Here is a list of USDA’s top outcomes in climate change and bioeconomy in 2015. Climate Change: announced 10 Building Blocks for Climate Smart Agriculture and Forestry, which, by 2025, will reduce net emissions and enhance carbon sequestration by the equivalent of taking 25 million cars off the road. USDA and EPA set the first-ever national food waste reduction goal of 50 percent by 2030 in an effort to reduce the amount of wasted food in landfills producing methane emissions that fuel climate change.

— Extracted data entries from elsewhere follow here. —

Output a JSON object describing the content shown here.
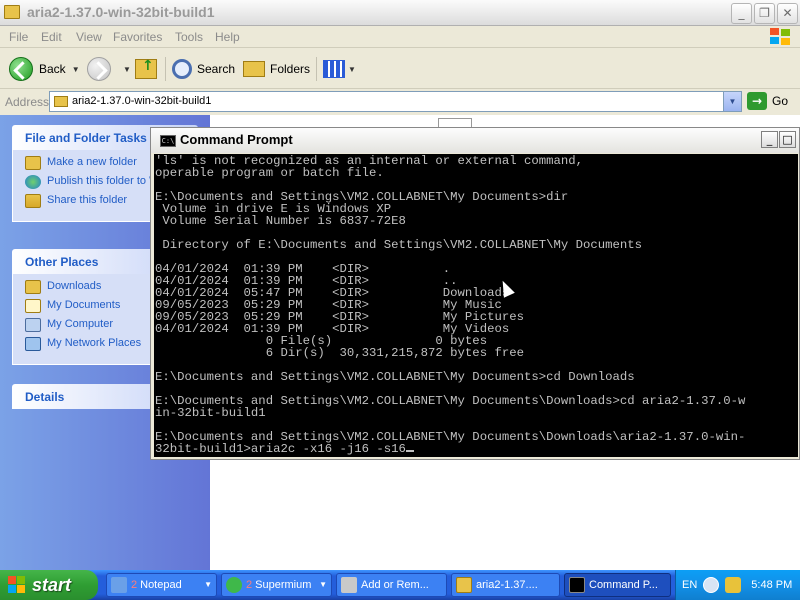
{
  "explorer": {
    "title": "aria2-1.37.0-win-32bit-build1",
    "menu": [
      "File",
      "Edit",
      "View",
      "Favorites",
      "Tools",
      "Help"
    ],
    "toolbar": {
      "back": "Back",
      "search": "Search",
      "folders": "Folders"
    },
    "address": {
      "label": "Address",
      "value": "aria2-1.37.0-win-32bit-build1",
      "go": "Go"
    },
    "caption_buttons": {
      "minimize": "_",
      "maximize": "❐",
      "close": "✕"
    }
  },
  "sidebar": {
    "tasks": {
      "title": "File and Folder Tasks",
      "items": [
        {
          "label": "Make a new folder",
          "icon": "new-folder-icon"
        },
        {
          "label": "Publish this folder to Web",
          "icon": "globe-icon"
        },
        {
          "label": "Share this folder",
          "icon": "share-icon"
        }
      ]
    },
    "places": {
      "title": "Other Places",
      "items": [
        {
          "label": "Downloads",
          "icon": "folder-icon"
        },
        {
          "label": "My Documents",
          "icon": "documents-icon"
        },
        {
          "label": "My Computer",
          "icon": "computer-icon"
        },
        {
          "label": "My Network Places",
          "icon": "network-icon"
        }
      ]
    },
    "details": {
      "title": "Details"
    }
  },
  "cmd": {
    "title": "Command Prompt",
    "lines": [
      "'ls' is not recognized as an internal or external command,",
      "operable program or batch file.",
      "",
      "E:\\Documents and Settings\\VM2.COLLABNET\\My Documents>dir",
      " Volume in drive E is Windows XP",
      " Volume Serial Number is 6837-72E8",
      "",
      " Directory of E:\\Documents and Settings\\VM2.COLLABNET\\My Documents",
      "",
      "04/01/2024  01:39 PM    <DIR>          .",
      "04/01/2024  01:39 PM    <DIR>          ..",
      "04/01/2024  05:47 PM    <DIR>          Downloads",
      "09/05/2023  05:29 PM    <DIR>          My Music",
      "09/05/2023  05:29 PM    <DIR>          My Pictures",
      "04/01/2024  01:39 PM    <DIR>          My Videos",
      "               0 File(s)              0 bytes",
      "               6 Dir(s)  30,331,215,872 bytes free",
      "",
      "E:\\Documents and Settings\\VM2.COLLABNET\\My Documents>cd Downloads",
      "",
      "E:\\Documents and Settings\\VM2.COLLABNET\\My Documents\\Downloads>cd aria2-1.37.0-w",
      "in-32bit-build1",
      "",
      "E:\\Documents and Settings\\VM2.COLLABNET\\My Documents\\Downloads\\aria2-1.37.0-win-",
      "32bit-build1>aria2c -x16 -j16 -s16"
    ]
  },
  "taskbar": {
    "start": "start",
    "tasks": [
      {
        "count": "2",
        "label": "Notepad",
        "arrow": "▼",
        "color": "#6aa0e8"
      },
      {
        "count": "2",
        "label": "Supermium",
        "arrow": "▼",
        "color": "#3fb84a"
      },
      {
        "count": "",
        "label": "Add or Rem...",
        "arrow": "",
        "color": "#c9c9c9"
      },
      {
        "count": "",
        "label": "aria2-1.37....",
        "arrow": "",
        "color": "#e8c34a"
      },
      {
        "count": "",
        "label": "Command P...",
        "arrow": "",
        "color": "#000000"
      }
    ],
    "tray": {
      "lang": "EN",
      "time": "5:48 PM"
    }
  }
}
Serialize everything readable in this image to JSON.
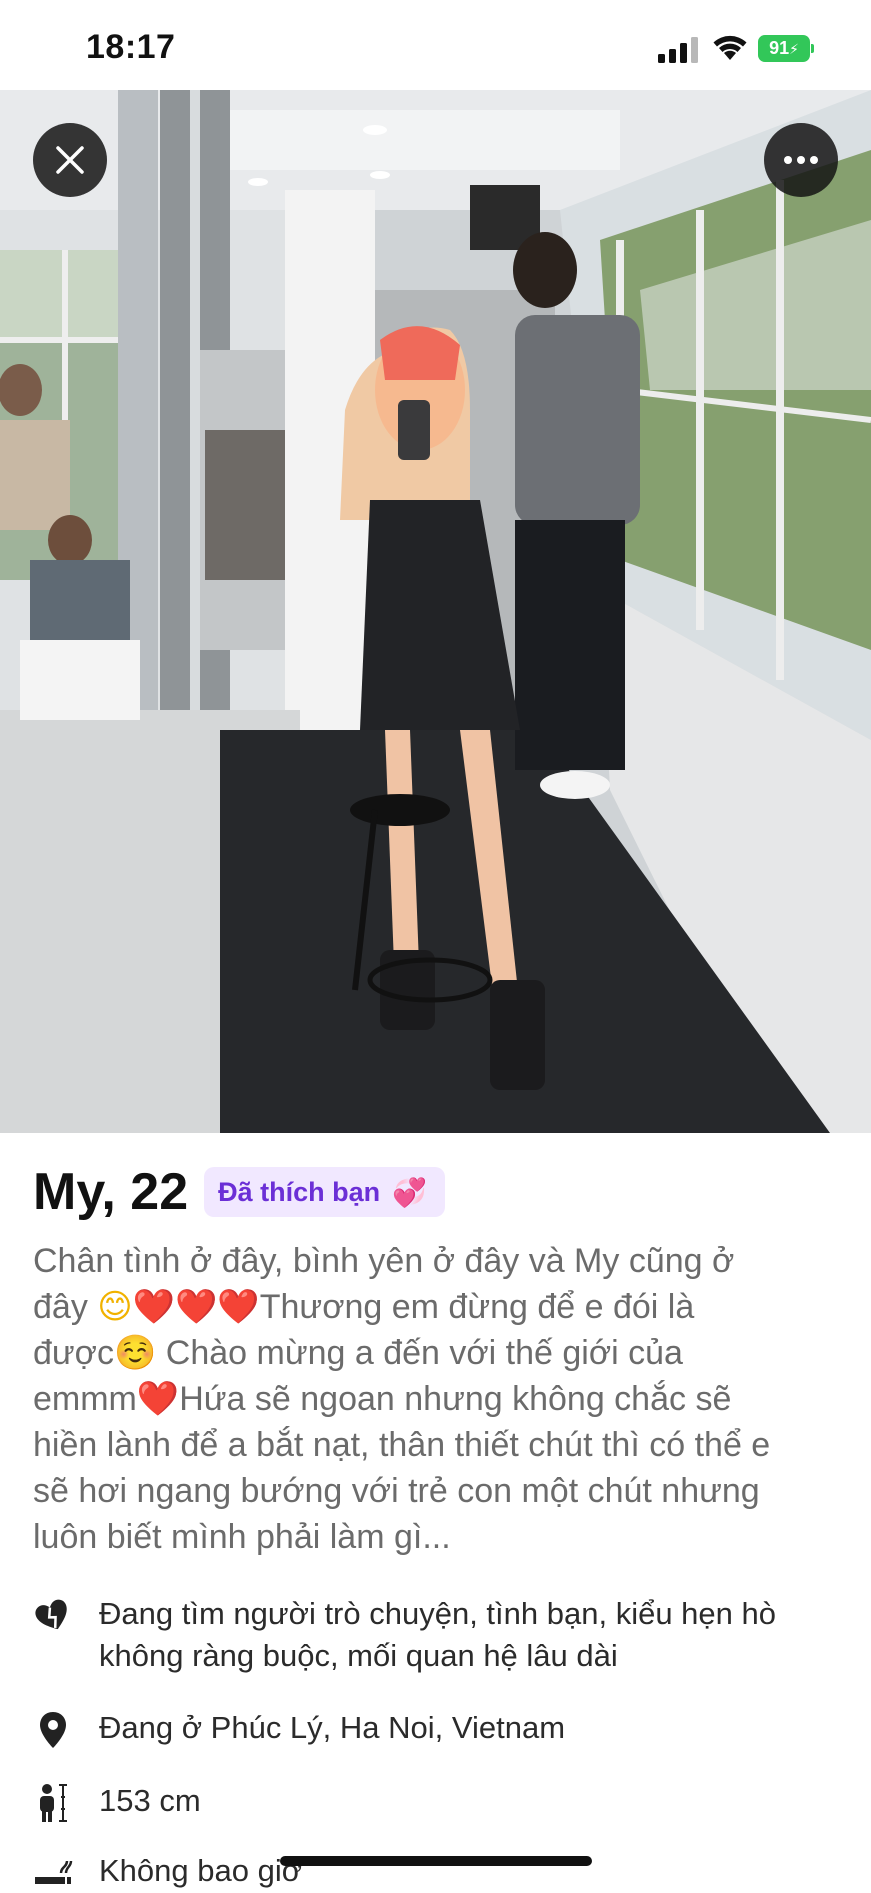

Energy and Bioeconomy: made available $100 million in grant funds, with matching funds from state and private partners, which will provide $210 million to nearly double the number of fueling pumps nationwide that supply American-made renewable fuels, such as E15 and E85. Issued a report that examines and quantifies the effect of America’s biobased products industry from an economics and jobs perspective. The report notes that in 2013 alone, that industry contributed four million jobs and $369 billion to the U.S. economy.
The BioPreferred Program now has more than 14,000 biobased products listed in its online catalog and, to date, more than 2,400 products are certified to use the BioPreferred label. USDA’s Rural Energy for America Program provided 1,945 projects with a total of $82.9 million in grants and $161.2 million in loan guarantees, the largest funding level in the history of the program. Made one conditional commitment through the 9003 program to a biorefinery in New Orleans.
Through the Biomass Crop Assistance Program, USDA provided assistance to 890 growers on 49,000 acres for costs associated with harvesting and transporting agriculture or forest residues to facilities that convert biomass crops into energy. Research projects funded through NIFA’s Biomass Research and Development Initiative (BRDI) is leading to the development of economically and environmentally sustainable sources of renewable biomass. Projects include a grant to Cooper Tire & Rubber Co. in Findlay, Ohio, which is working to use remaining plant residue from the guayule shrub for rubber production.